Desde el punto de vista terapéutico, me encontraba ante una situación harto delicada. No temía por mí a pesar de que a mis sentimientos por aquella joven parecía no afectarles el hecho de que pudiera ser emocionalmente inestable o incluso estar mentalmente enferma. Si Nora se había hecho ella misma aquella quemadura, cabían dos posibilidades. O bien había actuado con plena conciencia, y mentía a todo el mundo, o bien lo había hecho en un estado de disociación, en una suerte de hipnosis o sonambulismo, que había quedado aislado del resto de su conciencia. Creo que, considerada la situación en su conjunto, yo prefería la primera opción, aunque ninguna de las dos era demasiado halagüeña.
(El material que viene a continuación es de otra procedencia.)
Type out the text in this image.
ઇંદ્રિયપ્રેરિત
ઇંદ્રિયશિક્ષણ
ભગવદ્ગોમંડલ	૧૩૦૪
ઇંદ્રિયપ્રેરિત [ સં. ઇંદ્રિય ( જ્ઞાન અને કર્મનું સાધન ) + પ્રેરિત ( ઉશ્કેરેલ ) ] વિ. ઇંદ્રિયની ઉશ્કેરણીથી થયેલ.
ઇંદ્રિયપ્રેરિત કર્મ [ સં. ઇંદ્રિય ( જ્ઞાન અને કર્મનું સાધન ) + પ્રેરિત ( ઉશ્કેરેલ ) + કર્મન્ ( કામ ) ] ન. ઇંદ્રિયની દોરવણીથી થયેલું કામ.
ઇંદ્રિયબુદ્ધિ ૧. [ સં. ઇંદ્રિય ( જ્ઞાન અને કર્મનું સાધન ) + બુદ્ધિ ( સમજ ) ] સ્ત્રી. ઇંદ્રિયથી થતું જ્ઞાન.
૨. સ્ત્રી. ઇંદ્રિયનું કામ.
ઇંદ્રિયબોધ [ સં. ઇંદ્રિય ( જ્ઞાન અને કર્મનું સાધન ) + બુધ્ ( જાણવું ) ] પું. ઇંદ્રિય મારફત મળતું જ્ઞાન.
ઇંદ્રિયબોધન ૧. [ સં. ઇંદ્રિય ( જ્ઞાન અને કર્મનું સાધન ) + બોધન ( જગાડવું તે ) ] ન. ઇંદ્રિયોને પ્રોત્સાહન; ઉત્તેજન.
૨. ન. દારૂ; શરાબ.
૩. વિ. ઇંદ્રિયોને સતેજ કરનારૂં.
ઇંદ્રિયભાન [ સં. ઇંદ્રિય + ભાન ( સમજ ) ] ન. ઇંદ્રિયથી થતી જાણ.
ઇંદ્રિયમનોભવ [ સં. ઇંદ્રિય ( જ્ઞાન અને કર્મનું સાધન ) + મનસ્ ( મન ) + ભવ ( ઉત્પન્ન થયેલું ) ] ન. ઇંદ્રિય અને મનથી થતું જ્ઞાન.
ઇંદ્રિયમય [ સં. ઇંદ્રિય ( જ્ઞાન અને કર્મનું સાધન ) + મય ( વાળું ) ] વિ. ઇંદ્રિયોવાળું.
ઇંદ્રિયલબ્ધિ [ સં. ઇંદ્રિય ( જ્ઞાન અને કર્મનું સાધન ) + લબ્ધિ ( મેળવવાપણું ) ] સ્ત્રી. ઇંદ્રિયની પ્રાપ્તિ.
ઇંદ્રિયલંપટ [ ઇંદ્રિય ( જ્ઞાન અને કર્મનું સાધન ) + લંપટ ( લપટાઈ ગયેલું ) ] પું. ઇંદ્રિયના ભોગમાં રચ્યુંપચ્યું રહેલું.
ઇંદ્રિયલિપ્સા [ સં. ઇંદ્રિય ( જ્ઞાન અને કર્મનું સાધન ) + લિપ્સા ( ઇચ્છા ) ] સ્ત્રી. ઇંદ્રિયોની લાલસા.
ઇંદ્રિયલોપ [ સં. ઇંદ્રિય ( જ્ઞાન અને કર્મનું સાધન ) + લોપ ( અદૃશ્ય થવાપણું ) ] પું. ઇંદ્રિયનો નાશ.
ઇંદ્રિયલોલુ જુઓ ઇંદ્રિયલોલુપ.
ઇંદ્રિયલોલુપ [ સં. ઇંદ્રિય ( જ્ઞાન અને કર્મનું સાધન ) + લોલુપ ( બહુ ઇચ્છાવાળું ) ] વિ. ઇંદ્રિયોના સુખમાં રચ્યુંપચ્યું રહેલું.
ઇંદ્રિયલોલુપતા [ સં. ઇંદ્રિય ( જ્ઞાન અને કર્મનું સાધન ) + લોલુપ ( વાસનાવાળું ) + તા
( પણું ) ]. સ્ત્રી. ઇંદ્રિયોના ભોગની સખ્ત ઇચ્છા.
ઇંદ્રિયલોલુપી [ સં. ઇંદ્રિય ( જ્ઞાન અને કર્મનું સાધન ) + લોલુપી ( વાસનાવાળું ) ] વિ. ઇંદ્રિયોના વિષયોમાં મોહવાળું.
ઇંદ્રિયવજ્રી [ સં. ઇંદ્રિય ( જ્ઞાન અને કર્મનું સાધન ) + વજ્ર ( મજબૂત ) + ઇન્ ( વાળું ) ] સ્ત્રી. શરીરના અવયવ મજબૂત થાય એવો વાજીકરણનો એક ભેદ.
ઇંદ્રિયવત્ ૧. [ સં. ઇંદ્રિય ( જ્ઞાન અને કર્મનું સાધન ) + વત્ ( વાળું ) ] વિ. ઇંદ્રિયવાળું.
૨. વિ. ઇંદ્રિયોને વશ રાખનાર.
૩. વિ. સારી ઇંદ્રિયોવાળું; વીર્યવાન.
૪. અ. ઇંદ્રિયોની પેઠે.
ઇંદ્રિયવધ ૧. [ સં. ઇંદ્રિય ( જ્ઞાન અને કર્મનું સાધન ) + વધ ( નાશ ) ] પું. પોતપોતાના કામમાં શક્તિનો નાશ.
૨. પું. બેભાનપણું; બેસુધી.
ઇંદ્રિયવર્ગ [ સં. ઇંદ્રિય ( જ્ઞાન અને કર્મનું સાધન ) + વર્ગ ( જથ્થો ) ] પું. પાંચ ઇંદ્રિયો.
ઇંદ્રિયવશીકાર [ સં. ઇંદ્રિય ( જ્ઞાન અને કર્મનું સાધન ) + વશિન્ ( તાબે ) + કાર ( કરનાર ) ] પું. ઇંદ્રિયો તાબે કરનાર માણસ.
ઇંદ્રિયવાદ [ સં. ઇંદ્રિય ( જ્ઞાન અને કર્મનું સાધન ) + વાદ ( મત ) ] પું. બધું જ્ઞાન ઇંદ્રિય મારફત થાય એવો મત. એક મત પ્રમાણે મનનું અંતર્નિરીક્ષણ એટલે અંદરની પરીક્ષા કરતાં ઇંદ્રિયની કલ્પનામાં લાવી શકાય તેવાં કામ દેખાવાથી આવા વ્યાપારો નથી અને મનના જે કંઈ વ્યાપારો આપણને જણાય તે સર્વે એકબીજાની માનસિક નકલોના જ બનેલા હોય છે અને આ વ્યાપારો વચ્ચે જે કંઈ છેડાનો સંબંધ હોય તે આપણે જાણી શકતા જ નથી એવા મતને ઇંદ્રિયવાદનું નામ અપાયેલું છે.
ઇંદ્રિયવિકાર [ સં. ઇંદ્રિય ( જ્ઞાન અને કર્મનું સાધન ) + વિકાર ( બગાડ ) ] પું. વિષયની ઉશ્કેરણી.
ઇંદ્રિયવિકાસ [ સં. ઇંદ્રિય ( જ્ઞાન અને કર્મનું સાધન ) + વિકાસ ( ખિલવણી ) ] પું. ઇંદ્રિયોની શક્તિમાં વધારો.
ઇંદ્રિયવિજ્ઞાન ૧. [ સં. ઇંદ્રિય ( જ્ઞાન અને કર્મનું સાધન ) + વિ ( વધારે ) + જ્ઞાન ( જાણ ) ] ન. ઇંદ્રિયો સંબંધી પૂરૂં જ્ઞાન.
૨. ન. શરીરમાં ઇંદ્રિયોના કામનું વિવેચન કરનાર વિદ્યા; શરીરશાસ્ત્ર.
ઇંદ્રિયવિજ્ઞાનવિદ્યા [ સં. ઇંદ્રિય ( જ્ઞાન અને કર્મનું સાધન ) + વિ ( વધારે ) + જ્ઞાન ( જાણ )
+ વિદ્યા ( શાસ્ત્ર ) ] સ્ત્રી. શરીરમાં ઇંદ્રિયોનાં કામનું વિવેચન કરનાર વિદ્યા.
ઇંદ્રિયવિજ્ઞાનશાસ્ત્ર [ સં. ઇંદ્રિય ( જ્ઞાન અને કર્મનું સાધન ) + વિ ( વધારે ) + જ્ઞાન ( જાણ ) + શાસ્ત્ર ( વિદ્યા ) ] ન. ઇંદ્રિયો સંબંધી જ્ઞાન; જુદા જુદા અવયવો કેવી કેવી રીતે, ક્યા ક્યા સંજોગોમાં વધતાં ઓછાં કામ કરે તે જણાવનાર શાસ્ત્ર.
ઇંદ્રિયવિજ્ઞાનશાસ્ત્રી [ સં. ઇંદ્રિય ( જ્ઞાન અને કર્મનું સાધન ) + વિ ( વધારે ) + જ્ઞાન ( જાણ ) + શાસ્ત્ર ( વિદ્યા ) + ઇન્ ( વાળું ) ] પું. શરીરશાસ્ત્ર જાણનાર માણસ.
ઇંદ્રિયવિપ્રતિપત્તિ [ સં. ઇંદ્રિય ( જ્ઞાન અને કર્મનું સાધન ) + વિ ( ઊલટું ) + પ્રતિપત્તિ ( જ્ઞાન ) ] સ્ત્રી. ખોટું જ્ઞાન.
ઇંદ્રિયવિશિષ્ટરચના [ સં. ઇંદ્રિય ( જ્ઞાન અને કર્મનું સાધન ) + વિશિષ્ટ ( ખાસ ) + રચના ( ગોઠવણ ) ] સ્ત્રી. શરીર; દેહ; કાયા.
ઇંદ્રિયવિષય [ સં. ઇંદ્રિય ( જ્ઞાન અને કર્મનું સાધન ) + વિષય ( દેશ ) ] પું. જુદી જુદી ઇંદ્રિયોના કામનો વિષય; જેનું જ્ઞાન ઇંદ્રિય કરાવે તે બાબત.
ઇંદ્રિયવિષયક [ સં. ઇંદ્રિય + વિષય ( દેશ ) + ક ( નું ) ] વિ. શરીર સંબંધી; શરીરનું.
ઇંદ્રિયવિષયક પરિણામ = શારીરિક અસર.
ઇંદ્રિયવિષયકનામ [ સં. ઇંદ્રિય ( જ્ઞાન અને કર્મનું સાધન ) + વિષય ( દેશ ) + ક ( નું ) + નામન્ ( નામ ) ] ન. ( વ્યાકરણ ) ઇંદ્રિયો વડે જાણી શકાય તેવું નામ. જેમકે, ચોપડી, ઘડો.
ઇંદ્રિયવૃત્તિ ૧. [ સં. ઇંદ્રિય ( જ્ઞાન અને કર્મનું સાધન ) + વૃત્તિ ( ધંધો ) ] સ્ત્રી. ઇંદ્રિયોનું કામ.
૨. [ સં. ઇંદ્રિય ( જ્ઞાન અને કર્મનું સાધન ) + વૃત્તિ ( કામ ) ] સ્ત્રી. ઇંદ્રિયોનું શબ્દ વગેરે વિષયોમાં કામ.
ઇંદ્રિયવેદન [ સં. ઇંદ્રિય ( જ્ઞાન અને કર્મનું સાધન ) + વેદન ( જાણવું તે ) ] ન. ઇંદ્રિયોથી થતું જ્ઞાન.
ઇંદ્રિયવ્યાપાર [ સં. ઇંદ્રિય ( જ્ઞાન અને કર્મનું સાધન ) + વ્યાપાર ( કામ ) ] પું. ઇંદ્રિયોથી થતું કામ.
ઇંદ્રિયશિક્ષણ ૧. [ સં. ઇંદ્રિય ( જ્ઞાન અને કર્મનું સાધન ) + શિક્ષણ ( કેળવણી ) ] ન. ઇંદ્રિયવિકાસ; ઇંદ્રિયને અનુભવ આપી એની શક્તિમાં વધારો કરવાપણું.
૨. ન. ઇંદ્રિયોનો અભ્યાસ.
No lamentaba haberle confesado mis sentimientos. Me había visto forzado por las circunstancias. Pero si mi declaración de amor había sido tal vez honorable, el haber seguido actuando en consecuencia no lo habría sido en absoluto. Ni el bellaco de más baja estofa se habría aprovechado de una chiquilla en su estado. Tenía que encontrar un modo de hacérselo saber. Tenía que despojarme del papel de amante que acababa de arrogarme y tratar de volver a ser su médico.
—Señorita Acton —dije.
—¿No va a llamarme Nora, doctor?
—No.
—¿Por qué?
—Porque sigo siendo su médico. Y para mí no puede ser Nora. Es mi paciente. —No estaba seguro de cómo iba a tomarse ella esto, pero proseguí—: Cuénteme lo que le pasó anoche. No, espere: ayer, en el hotel, me dijo que había recuperado la memoria de la agresión del lunes. Cuénteme primero todo lo que recuerde de ella.
—¿Debo hacerlo?
—Sí.
Me preguntó si podíamos sentarnos, y encontramos banco en un rincón apartado. Seguía sin saber, me explicó, cómo había empezado todo, o cómo había llegado allí. Aquella parte de su memoria seguía soterrada. Lo que recordaba era que la estaban atando en la oscuridad del dormitorio de sus padres. Estaba de pie, maniatada por las muñecas Y fuertemente sujeta a algún saliente del techo.